The plebiscite seems to be most useful in a case of political paralysis where the political class is befuddled, and where a question of values or morality is at stake. Same-sex marriage was such a matter. Complex matters that need careful crafting and political compromise are best handled by a legislature.
The ill-advised case of Brexit, decided by a binding referendum, is a case in point. Deciding the shape and detail of Britain’s relationship with Europe is complicated and subtle, yet the decision was made on anger and poor information. As the economics editor of The Financial Times, Martin Wolf, wrote: “The Brexit shock, combined with the UK’s underlying weaknesses, is likely to make the disappointment for many still more severe. The UK has embarked on a risky voyage in a leaky boat. Beware a shipwreck.”

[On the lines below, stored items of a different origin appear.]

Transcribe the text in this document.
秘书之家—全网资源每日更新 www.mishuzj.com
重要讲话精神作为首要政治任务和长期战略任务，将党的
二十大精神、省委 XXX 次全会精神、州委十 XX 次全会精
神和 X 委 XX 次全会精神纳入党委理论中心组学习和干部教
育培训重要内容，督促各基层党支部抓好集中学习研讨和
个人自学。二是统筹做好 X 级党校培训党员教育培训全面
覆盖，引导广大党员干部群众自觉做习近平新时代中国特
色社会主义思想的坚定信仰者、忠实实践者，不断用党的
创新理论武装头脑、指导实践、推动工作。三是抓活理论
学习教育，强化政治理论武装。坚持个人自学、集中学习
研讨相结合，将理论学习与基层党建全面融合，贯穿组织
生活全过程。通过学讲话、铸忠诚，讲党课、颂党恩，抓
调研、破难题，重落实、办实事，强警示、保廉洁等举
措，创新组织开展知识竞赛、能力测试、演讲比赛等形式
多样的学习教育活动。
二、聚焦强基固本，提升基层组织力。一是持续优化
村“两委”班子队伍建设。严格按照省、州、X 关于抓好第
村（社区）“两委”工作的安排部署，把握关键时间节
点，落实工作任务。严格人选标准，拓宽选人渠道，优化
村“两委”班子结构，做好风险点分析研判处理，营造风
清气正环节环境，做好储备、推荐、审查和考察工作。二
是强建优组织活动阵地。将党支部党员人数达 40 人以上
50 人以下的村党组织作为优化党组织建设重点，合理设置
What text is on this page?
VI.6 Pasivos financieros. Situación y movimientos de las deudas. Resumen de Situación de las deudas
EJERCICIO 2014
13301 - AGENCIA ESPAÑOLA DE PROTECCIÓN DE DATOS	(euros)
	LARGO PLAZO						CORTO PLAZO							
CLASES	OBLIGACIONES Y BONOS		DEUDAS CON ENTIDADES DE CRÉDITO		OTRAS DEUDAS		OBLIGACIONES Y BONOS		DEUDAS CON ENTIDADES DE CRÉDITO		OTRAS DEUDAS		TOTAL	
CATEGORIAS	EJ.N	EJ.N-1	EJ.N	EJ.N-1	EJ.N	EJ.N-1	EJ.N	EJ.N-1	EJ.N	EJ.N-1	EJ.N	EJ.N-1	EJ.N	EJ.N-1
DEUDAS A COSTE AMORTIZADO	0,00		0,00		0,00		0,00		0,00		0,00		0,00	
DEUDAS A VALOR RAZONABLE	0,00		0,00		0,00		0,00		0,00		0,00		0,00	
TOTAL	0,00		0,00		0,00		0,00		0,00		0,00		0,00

A key part of democracies is the mechanism for changing a country’s constitution. This is done, almost universally, by referendum. In Australia’s case, at least one and perhaps as many as three referenda are looming. One is to change the provision that prohibits dual citizens from standing for parliament. Another, if Bill Shorten is elected prime minister, could be the question of a republic. A third, one day, might be recognition of Indigenous people in the constitution.
As Australia considers changing its constitution, a reformer and activist, Luca Belgiorno-Nettis, is urging the federal Parliament to make use of another monitory device – the citizens’ jury. His organisation, the not-for-profit newDemocracy Foundation, has convened some 25 citizens’ juries for local and state governments over the last decade.
Belgiorno-Nettis is a tireless advocate who chiefly funds his foundation with his own money and that of his family, generated through their Transfield group. He is urging Australia to look to Ireland’s example for setting up constitutional referendum questions. The Irish use a 99-person citizens’ jury, two-thirds regular citizens, one third politicians. With the benefit of expert briefings, they recommend the terms of referenda.
Belgiorno-Nettis says that it increases trust in the referendum question and supports the democratic process. Judicious use of plebiscites and citizens’ juries can be a useful adjunct to parliamentary processes. Belgiorno-Nettis poses the big question: “How do we do democracy better?” All of Australia would like to see this question answered.
Peter Hartcher is political editor. Sydney Morning Herald, 18 November 2017.